The road I’d chosen took a sharp right and began to head away from my destination so I transferred to another mountain pathway that took me past several pastures and a river where a cowboy was watering his horses. I had to cross the river balancing on rocks before climbing up the other bank and making my way back to the resort.

I made it back in time to nap on the balcony outside my room while there were still a couple of hours of sunlight. I basked beneath my wool blanket until the sun set and the air quickly chilled. That night I did eat alone and opted to buy the bundle of firewood since I returned to my room well before bedtime. 

What I wish I’d known the night before is that purchasing the firewood includes having the staff light the fire for you. I won’t lie, I entertained a fantasy of one of the women from the kitchen staff coming to light my fire, but when I answered the door, a burly man wearing a camouflage jacket walked in without a word and began the process of building the fire. Minutes later it roared into an inferno. 

I thanked him, and he walked out with as many words as he entered with. I was impressed by the way it quickly took the chill out of the room and wondered if it was the shape of the fireplace that made it particularly efficient at directing heat into the room and not up the chimney. I guessed by the amount of smoke accumulating in the room that perhaps that wasn’t getting out the chimney either. I didn’t care. I was warm, and I fell asleep easily.  

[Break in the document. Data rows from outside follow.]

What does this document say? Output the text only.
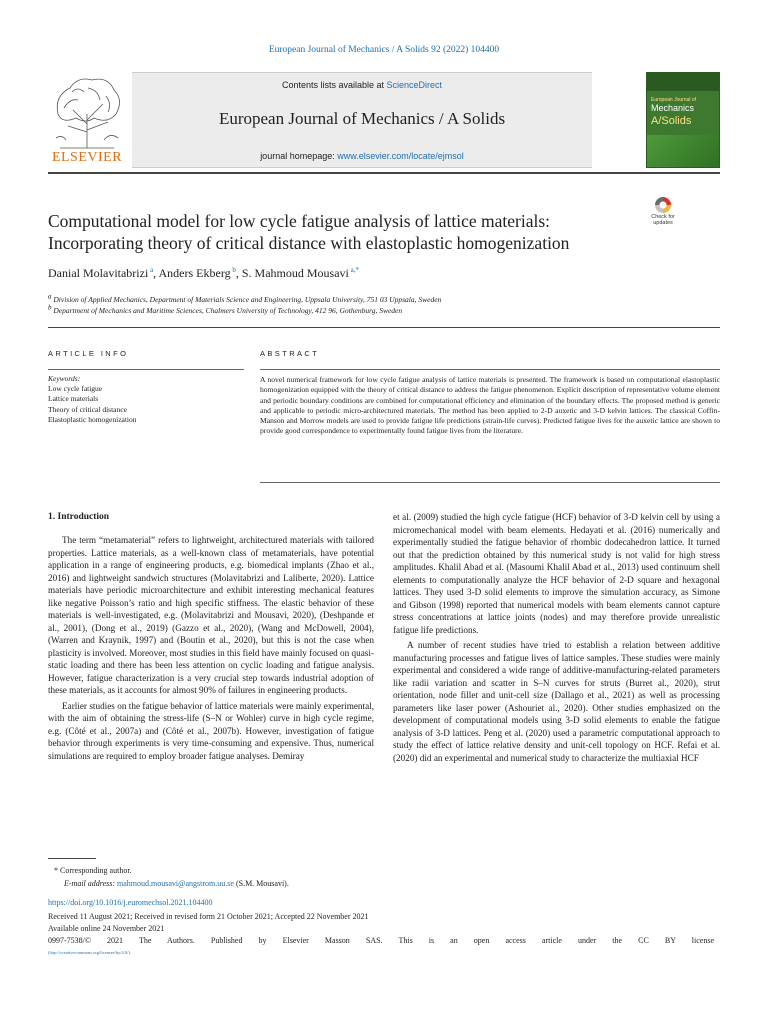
European Journal of Mechanics / A Solids 92 (2022) 104400
ELSEVIER
Contents lists available at ScienceDirect
European Journal of Mechanics / A Solids
journal homepage: www.elsevier.com/locate/ejmsol
European Journal of
Mechanics
A/Solids
Check for updates
Computational model for low cycle fatigue analysis of lattice materials:
Incorporating theory of critical distance with elastoplastic homogenization
Danial Molavitabrizi $^a$, Anders Ekberg $^b$, S. Mahmoud Mousavi $^{a,*}$
$^a$ Division of Applied Mechanics, Department of Materials Science and Engineering, Uppsala University, 751 03 Uppsala, Sweden
$^b$ Department of Mechanics and Maritime Sciences, Chalmers University of Technology, 412 96, Gothenburg, Sweden
ARTICLE INFO	ABSTRACT
Keywords:
Low cycle fatigue
Lattice materials
Theory of critical distance
Elastoplastic homogenization
A novel numerical framework for low cycle fatigue analysis of lattice materials is presented. The framework is based on computational elastoplastic homogenization equipped with the theory of critical distance to address the fatigue phenomenon. Explicit description of representative volume element and periodic boundary conditions are combined for computational efficiency and elimination of the boundary effects. The proposed method is generic and applicable to periodic micro-architectured materials. The method has been applied to 2-D auxetic and 3-D kelvin lattices. The classical Coffin-Manson and Morrow models are used to provide fatigue life predictions (strain-life curves). Predicted fatigue lives for the auxetic lattice are shown to provide good correspondence to experimentally found fatigue lives from the literature.
1. Introduction

The term “metamaterial” refers to lightweight, architectured materials with tailored properties. Lattice materials, as a well-known class of metamaterials, have potential application in a range of engineering products, e.g. biomedical implants (Zhao et al., 2016) and lightweight sandwich structures (Molavitabrizi and Laliberte, 2020). Lattice materials have periodic microarchitecture and exhibit interesting mechanical features like negative Poisson’s ratio and high specific stiffness. The elastic behavior of these materials is well-investigated, e.g. (Molavitabrizi and Mousavi, 2020), (Deshpande et al., 2001), (Dong et al., 2019) (Gazzo et al., 2020), (Wang and McDowell, 2004), (Warren and Kraynik, 1997) and (Boutin et al., 2020), but this is not the case when plasticity is involved. Moreover, most studies in this field have mainly focused on quasi-static loading and there has been less attention on cyclic loading and fatigue analysis. However, fatigue characterization is a very crucial step towards industrial adoption of these materials, as it accounts for almost 90% of failures in engineering products.

Earlier studies on the fatigue behavior of lattice materials were mainly experimental, with the aim of obtaining the stress-life (S–N or Wohler) curve in high cycle regime, e.g. (Côté et al., 2007a) and (Côté et al., 2007b). However, investigation of fatigue behavior through experiments is very time-consuming and expensive. Thus, numerical simulations are required to employ broader fatigue analyses. Demiray

et al. (2009) studied the high cycle fatigue (HCF) behavior of 3-D kelvin cell by using a micromechanical model with beam elements. Hedayati et al. (2016) numerically and experimentally studied the fatigue behavior of rhombic dodecahedron lattice. It turned out that the prediction obtained by this numerical study is not valid for high stress amplitudes. Khalil Abad et al. (Masoumi Khalil Abad et al., 2013) used continuum shell elements to computationally analyze the HCF behavior of 2-D square and hexagonal lattices. They used 3-D solid elements to improve the simulation accuracy, as Simone and Gibson (1998) reported that numerical models with beam elements cannot capture stress concentrations at lattice joints (nodes) and may therefore provide unrealistic fatigue life predictions.

A number of recent studies have tried to establish a relation between additive manufacturing processes and fatigue lives of lattice samples. These studies were mainly experimental and considered a wide range of additive-manufacturing-related parameters like radii variation and scatter in S–N curves for struts (Burret al., 2020), strut orientation, node fillet and unit-cell size (Dallago et al., 2021) as well as processing parameters like laser power (Ashouriet al., 2020). Other studies emphasized on the development of computational models using 3-D solid elements to enable the fatigue analysis of 3-D lattices. Peng et al. (2020) used a parametric computational approach to study the effect of lattice relative density and unit-cell topology on HCF. Refai et al. (2020) did an experimental and numerical study to characterize the multiaxial HCF

* Corresponding author.
E-mail address: mahmoud.mousavi@angstrom.uu.se (S.M. Mousavi).
https://doi.org/10.1016/j.euromechsol.2021.104400
Received 11 August 2021; Received in revised form 21 October 2021; Accepted 22 November 2021
Available online 24 November 2021
0997-7538/© 2021 The Authors. Published by Elsevier Masson SAS. This is an open access article under the CC BY license
(http://creativecommons.org/licenses/by/4.0/).
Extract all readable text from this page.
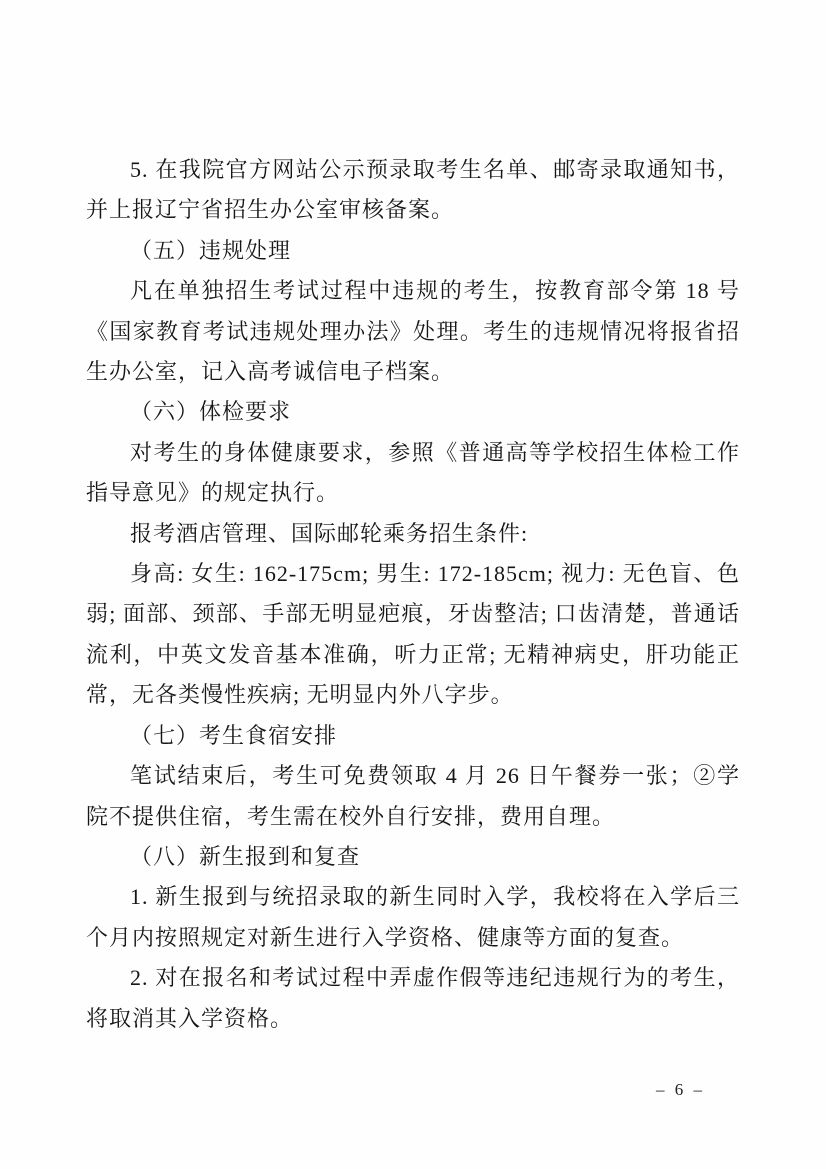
5. 在我院官方网站公示预录取考生名单、邮寄录取通知书，并上报辽宁省招生办公室审核备案。

（五）违规处理

凡在单独招生考试过程中违规的考生，按教育部令第 18 号《国家教育考试违规处理办法》处理。考生的违规情况将报省招生办公室，记入高考诚信电子档案。

（六）体检要求

对考生的身体健康要求，参照《普通高等学校招生体检工作指导意见》的规定执行。

报考酒店管理、国际邮轮乘务招生条件:

身高: 女生: 162-175cm; 男生: 172-185cm; 视力: 无色盲、色弱; 面部、颈部、手部无明显疤痕，牙齿整洁; 口齿清楚，普通话流利，中英文发音基本准确，听力正常; 无精神病史，肝功能正常，无各类慢性疾病; 无明显内外八字步。

（七）考生食宿安排

笔试结束后，考生可免费领取 4 月 26 日午餐券一张；②学院不提供住宿，考生需在校外自行安排，费用自理。

（八）新生报到和复查

1. 新生报到与统招录取的新生同时入学，我校将在入学后三个月内按照规定对新生进行入学资格、健康等方面的复查。

2. 对在报名和考试过程中弄虚作假等违纪违规行为的考生，将取消其入学资格。

– 6 –
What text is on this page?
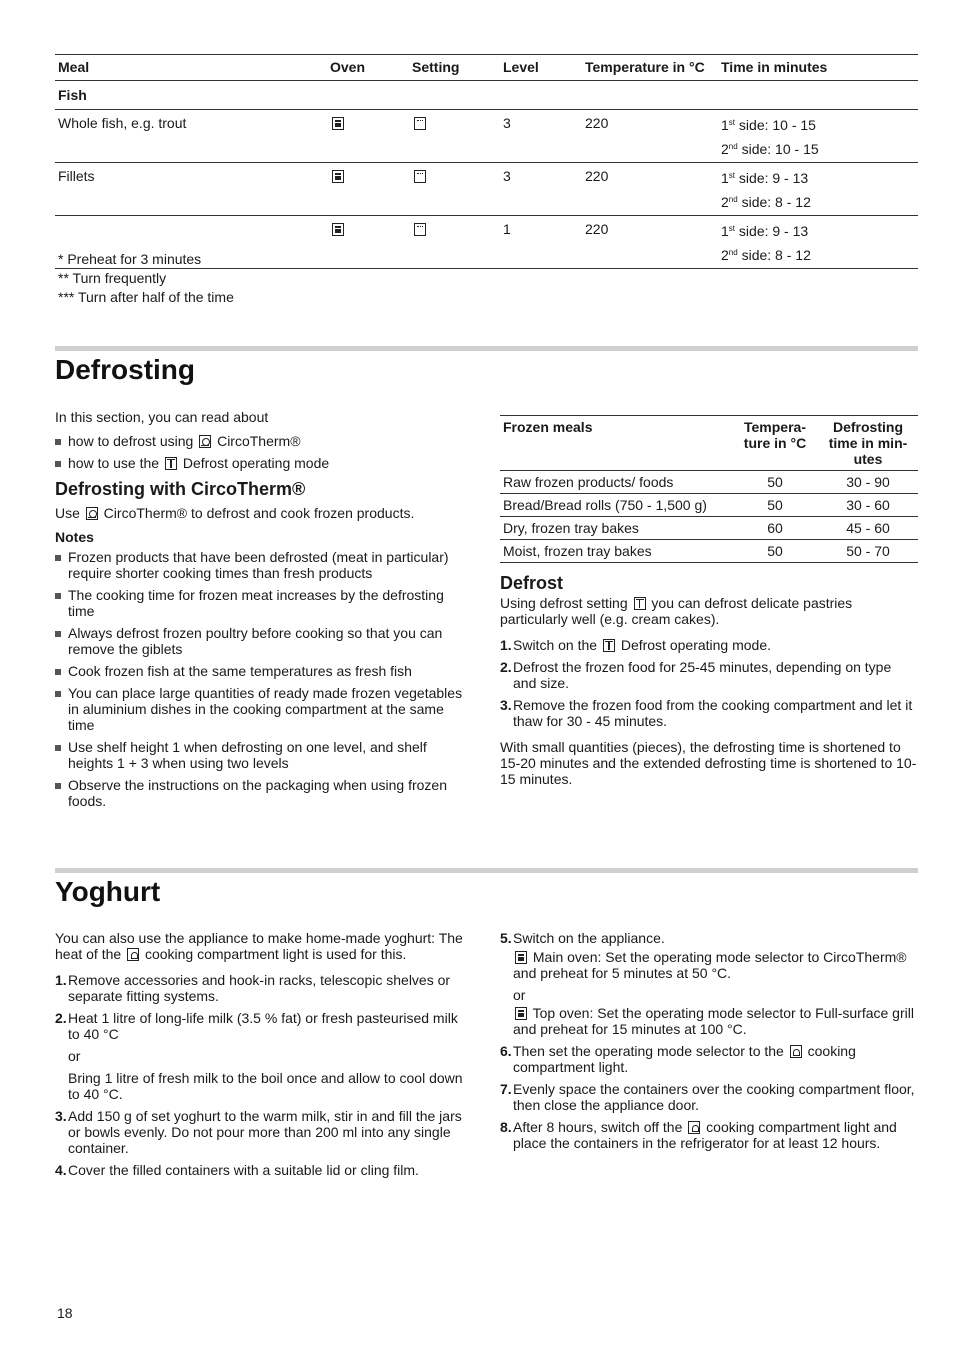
Meal	Oven	Setting	Level	Temperature in °C	Time in minutes
Fish					
Whole fish, e.g. trout			3	220	1st side: 10 - 15
2nd side: 10 - 15

Fillets			3	220	1st side: 9 - 13
2nd side: 8 - 12

			1	220	1st side: 9 - 13
2nd side: 8 - 12
* Preheat for 3 minutes
** Turn frequently
*** Turn after half of the time
Defrosting

In this section, you can read about

how to defrost using  CircoTherm®
how to use the  Defrost operating mode
Defrosting with CircoTherm®

Use  CircoTherm® to defrost and cook frozen products.

Notes
Frozen products that have been defrosted (meat in particular) require shorter cooking times than fresh products
The cooking time for frozen meat increases by the defrosting time
Always defrost frozen poultry before cooking so that you can remove the giblets
Cook frozen fish at the same temperatures as fresh fish
You can place large quantities of ready made frozen vegetables in aluminium dishes in the cooking compartment at the same time
Use shelf height 1 when defrosting on one level, and shelf heights 1 + 3 when using two levels
Observe the instructions on the packaging when using frozen foods.
Frozen meals	Tempera-ture in °C	Defrosting time in min-utes
Raw frozen products/ foods	50	30 - 90
Bread/Bread rolls (750 - 1,500 g)	50	30 - 60
Dry, frozen tray bakes	60	45 - 60
Moist, frozen tray bakes	50	50 - 70
Defrost

Using defrost setting  you can defrost delicate pastries particularly well (e.g. cream cakes).

1. Switch on the  Defrost operating mode.
2. Defrost the frozen food for 25-45 minutes, depending on type and size.
3. Remove the frozen food from the cooking compartment and let it thaw for 30 - 45 minutes.

With small quantities (pieces), the defrosting time is shortened to 15-20 minutes and the extended defrosting time is shortened to 10-15 minutes.

Yoghurt

You can also use the appliance to make home-made yoghurt: The heat of the  cooking compartment light is used for this.

1. Remove accessories and hook-in racks, telescopic shelves or separate fitting systems.
2. Heat 1 litre of long-life milk (3.5 % fat) or fresh pasteurised milk to 40 °C
or
Bring 1 litre of fresh milk to the boil once and allow to cool down to 40 °C.
3. Add 150 g of set yoghurt to the warm milk, stir in and fill the jars or bowls evenly. Do not pour more than 200 ml into any single container.
4. Cover the filled containers with a suitable lid or cling film.
5. Switch on the appliance.
Main oven: Set the operating mode selector to CircoTherm® and preheat for 5 minutes at 50 °C.
or
Top oven: Set the operating mode selector to Full-surface grill and preheat for 15 minutes at 100 °C.
6. Then set the operating mode selector to the  cooking compartment light.
7. Evenly space the containers over the cooking compartment floor, then close the appliance door.
8. After 8 hours, switch off the  cooking compartment light and place the containers in the refrigerator for at least 12 hours.
18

The next morning, I awoke early. It was to be a day of bus travel I could not research online so I thought it best to get on the road as soon as possible. Really, the only mysteries were what time the first minivan started and how frequently they ran. I knew once I got to the bus terminal things would be fairly regular, but I was trying a route not normally traveled, and there was a possibility of only a couple of buses running that route each day.

I waited about forty minutes as the village awoke, serenaded by a cacophony of roosters whose crowing echoed throughout the valley in the misty morning air. Suddenly a pair of headlights lumbered around the corner and I raised my hand. The mini bus pulled up next to me and I opened up the door to a human chorus of Buenos Dias. Indeed it was to be a good day.